This horrible ELF manipulation is achieved through a new toolchain called Saruman. Saruman is now a required part of the CI20 build process.
In your CI20 directory, download and compile Saruman:
$ git clone https://github.com/nfd/saruman
$ cd saruman
$ cmake .
$ make -j
That covers the loading part. The rest is simple!
* Side note: Why 0x80005000? I thought this was user space? Actually, the link address would be 0x5000 in this example, but the load address inside the ELF file is in kseg0 so that the USB loader can upload it without needing TLB refill support. What sorcery is this? Saruman again.
1. Implement system call handling
There is nothing CI20-specific about this — we implement a very simple MIPS syscall handler which saves all registers (to a structure called “current”), runs a C function to handle the syscall, and then returns to user mode using eret.
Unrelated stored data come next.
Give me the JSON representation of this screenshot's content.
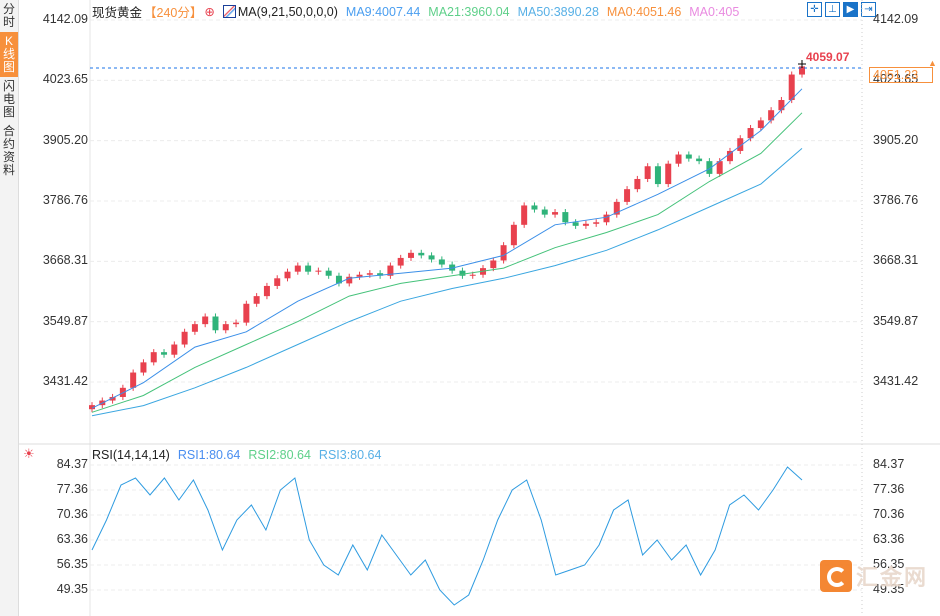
{
  "sidebar": {
    "tabs": [
      {
        "label": "分时",
        "active": false
      },
      {
        "label": "K线图",
        "active": true
      },
      {
        "label": "闪电图",
        "active": false
      },
      {
        "label": "合约资料",
        "active": false
      }
    ]
  },
  "header": {
    "symbol": "现货黄金",
    "period": "【240分】",
    "ma_params": "MA(9,21,50,0,0,0)",
    "ma9": "MA9:4007.44",
    "ma21": "MA21:3960.04",
    "ma50": "MA50:3890.28",
    "ma0a": "MA0:4051.46",
    "ma0b": "MA0:405"
  },
  "rsi_header": {
    "params": "RSI(14,14,14)",
    "rsi1": "RSI1:80.64",
    "rsi2": "RSI2:80.64",
    "rsi3": "RSI3:80.64"
  },
  "toolbar": [
    "crosshair-tool",
    "range-tool",
    "draw-tool",
    "export-tool"
  ],
  "colors": {
    "up": "#e8414e",
    "down": "#2fb37a",
    "ma9": "#3b8fe8",
    "ma21": "#45c27a",
    "ma50": "#3aa6e0",
    "rsi": "#2e9be0",
    "accent": "#f7903c"
  },
  "chart_data": [
    {
      "type": "candlestick",
      "title": "现货黄金 240分",
      "y_ticks": [
        "4142.09",
        "4023.65",
        "3905.20",
        "3786.76",
        "3668.31",
        "3549.87",
        "3431.42"
      ],
      "ylim": [
        3431.42,
        4142.09
      ],
      "high_marker": "4059.07",
      "last_price": "4051.23",
      "closes": [
        3386,
        3395,
        3402,
        3420,
        3450,
        3470,
        3490,
        3485,
        3505,
        3530,
        3545,
        3560,
        3533,
        3545,
        3548,
        3585,
        3600,
        3620,
        3635,
        3648,
        3660,
        3648,
        3650,
        3640,
        3625,
        3638,
        3642,
        3645,
        3640,
        3660,
        3675,
        3685,
        3680,
        3672,
        3662,
        3650,
        3640,
        3642,
        3655,
        3670,
        3700,
        3740,
        3778,
        3770,
        3760,
        3765,
        3745,
        3738,
        3742,
        3745,
        3760,
        3785,
        3810,
        3830,
        3855,
        3820,
        3860,
        3878,
        3870,
        3865,
        3840,
        3865,
        3885,
        3910,
        3930,
        3945,
        3965,
        3985,
        4035,
        4051
      ],
      "ma_sample_index": [
        0,
        5,
        10,
        15,
        20,
        25,
        30,
        35,
        40,
        45,
        50,
        55,
        60,
        65,
        69
      ],
      "series": [
        {
          "name": "MA9",
          "values": [
            3380,
            3430,
            3500,
            3530,
            3590,
            3635,
            3645,
            3655,
            3680,
            3740,
            3755,
            3800,
            3850,
            3925,
            4007
          ]
        },
        {
          "name": "MA21",
          "values": [
            3372,
            3405,
            3460,
            3505,
            3550,
            3600,
            3625,
            3640,
            3655,
            3695,
            3725,
            3760,
            3825,
            3880,
            3960
          ]
        },
        {
          "name": "MA50",
          "values": [
            3365,
            3385,
            3420,
            3460,
            3505,
            3550,
            3590,
            3615,
            3635,
            3660,
            3690,
            3730,
            3775,
            3820,
            3890
          ]
        }
      ]
    },
    {
      "type": "line",
      "title": "RSI(14,14,14)",
      "y_ticks": [
        "84.37",
        "77.36",
        "70.36",
        "63.36",
        "56.35",
        "49.35"
      ],
      "ylim": [
        49.35,
        84.37
      ],
      "values": [
        60.55,
        68.96,
        78.77,
        80.73,
        75.96,
        80.73,
        74.56,
        80.17,
        71.76,
        60.55,
        68.96,
        73.16,
        66.16,
        77.37,
        80.73,
        63.36,
        56.35,
        53.55,
        61.95,
        54.95,
        64.76,
        59.15,
        53.55,
        57.75,
        49.35,
        45.14,
        47.94,
        57.75,
        68.96,
        77.37,
        80.17,
        68.96,
        53.55,
        54.95,
        56.35,
        61.95,
        71.76,
        74.56,
        59.15,
        63.36,
        57.75,
        61.95,
        53.55,
        60.55,
        73.16,
        75.96,
        71.76,
        77.37,
        83.81,
        80.17
      ]
    }
  ],
  "logo": "汇金网"
}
There is one syscall implemented (implementation in architecture/mips/exception.c) which writes a character to the serial port.
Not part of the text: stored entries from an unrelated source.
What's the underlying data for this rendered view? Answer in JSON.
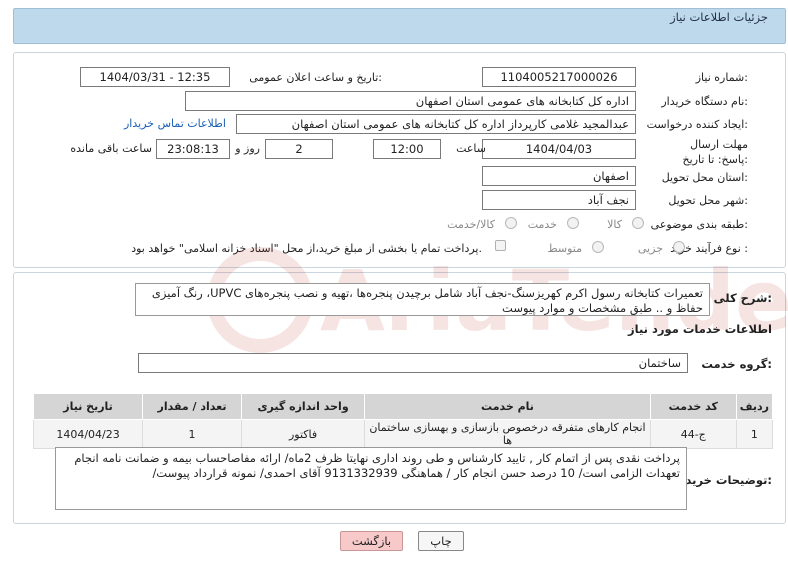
{
  "header": {
    "title": "جزئیات اطلاعات نیاز"
  },
  "fields": {
    "need_number_label": "شماره نیاز:",
    "need_number": "1104005217000026",
    "announce_label": "تاریخ و ساعت اعلان عمومی:",
    "announce_value": "1404/03/31 - 12:35",
    "buyer_org_label": "نام دستگاه خریدار:",
    "buyer_org": "اداره کل کتابخانه های عمومی استان اصفهان",
    "creator_label": "ایجاد کننده درخواست:",
    "creator": "عبدالمجید غلامی کارپرداز اداره کل کتابخانه های عمومی استان اصفهان",
    "contact_link": "اطلاعات تماس خریدار",
    "deadline_label": "مهلت ارسال پاسخ: تا تاریخ:",
    "deadline_date": "1404/04/03",
    "time_label": "ساعت",
    "deadline_time": "12:00",
    "days_value": "2",
    "days_label": "روز و",
    "remaining_time": "23:08:13",
    "remaining_label": "ساعت باقی مانده",
    "province_label": "استان محل تحویل:",
    "province": "اصفهان",
    "city_label": "شهر محل تحویل:",
    "city": "نجف آباد",
    "category_label": "طبقه بندی موضوعی:",
    "category_options": [
      "کالا",
      "خدمت",
      "کالا/خدمت"
    ],
    "process_label": "نوع فرآیند خرید :",
    "process_options": [
      "جزیی",
      "متوسط"
    ],
    "payment_note": "پرداخت تمام یا بخشی از مبلغ خرید،از محل \"اسناد خزانه اسلامی\" خواهد بود."
  },
  "description": {
    "label": "شرح کلی نیاز:",
    "text": "تعمیرات کتابخانه رسول اکرم کهریزسنگ-نجف آباد شامل برچیدن پنجره‌ها ،تهیه و نصب پنجره‌های UPVC، رنگ آمیزی حفاظ و .. طبق مشخصات و موارد پیوست"
  },
  "services": {
    "section_title": "اطلاعات خدمات مورد نیاز",
    "group_label": "گروه خدمت:",
    "group_value": "ساختمان",
    "columns": [
      "ردیف",
      "کد خدمت",
      "نام خدمت",
      "واحد اندازه گیری",
      "تعداد / مقدار",
      "تاریخ نیاز"
    ],
    "rows": [
      [
        "1",
        "ج-44",
        "انجام کارهای متفرقه درخصوص بازسازی و بهسازی ساختمان ها",
        "فاکتور",
        "1",
        "1404/04/23"
      ]
    ]
  },
  "buyer_notes": {
    "label": "توضیحات خریدار:",
    "text": "پرداخت نقدی پس از اتمام کار , تایید کارشناس و طی روند اداری نهایتا ظرف 2ماه/ ارائه مفاصاحساب بیمه و ضمانت نامه انجام تعهدات الزامی است/ 10 درصد حسن انجام کار /  هماهنگی 9131332939 آقای احمدی/ نمونه قرارداد پیوست/"
  },
  "buttons": {
    "print": "چاپ",
    "back": "بازگشت"
  },
  "watermark": {
    "text": "AriaTender.neT"
  },
  "colors": {
    "header_bg": "#bfd9ec",
    "link": "#1a5fb4",
    "back_button": "#f7c9c9",
    "watermark": "#c0392b"
  }
}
2. Implement TLB management
Like many modern MIPS processors, the JZ4780 provides a separate happy-path TLB exception handler entrypoint. The implementation of this is in start.S (label _exc_tlb_refill) and it simply direct-maps user space — giving vaddrs from 0 to 0x7FFFFFFF the same treatment that vaddrs in kseg0 get (except, of course, that user-mode code can only access the former).
3. Write the user-mode program
This was a relaxing part! Implementation in the sigma0 directory. It does almost nothing at this point. sigma0/main.c includes some commented-out code to access kseg0. If you uncomment this code, you should see the kernel… well, panic with an unhandled exception, which is admittedly not very nice, but which does demonstrate that the program is indeed running in user mode.
4. Get the user-mode program into memory somehow
We did this bit!
5. Run everything
If you’ve downloaded and built Saruman, you should be able to compile and load everything the normal way.
You should see two messages from sigma0 — “Sup0” and “Sup1”. These correspond to the two cores we are running. Each core is running its own user-space program. This is all part of the grand plan to eliminate inter-core communication on the kernel, and we’ll discuss it in more detail in the next post.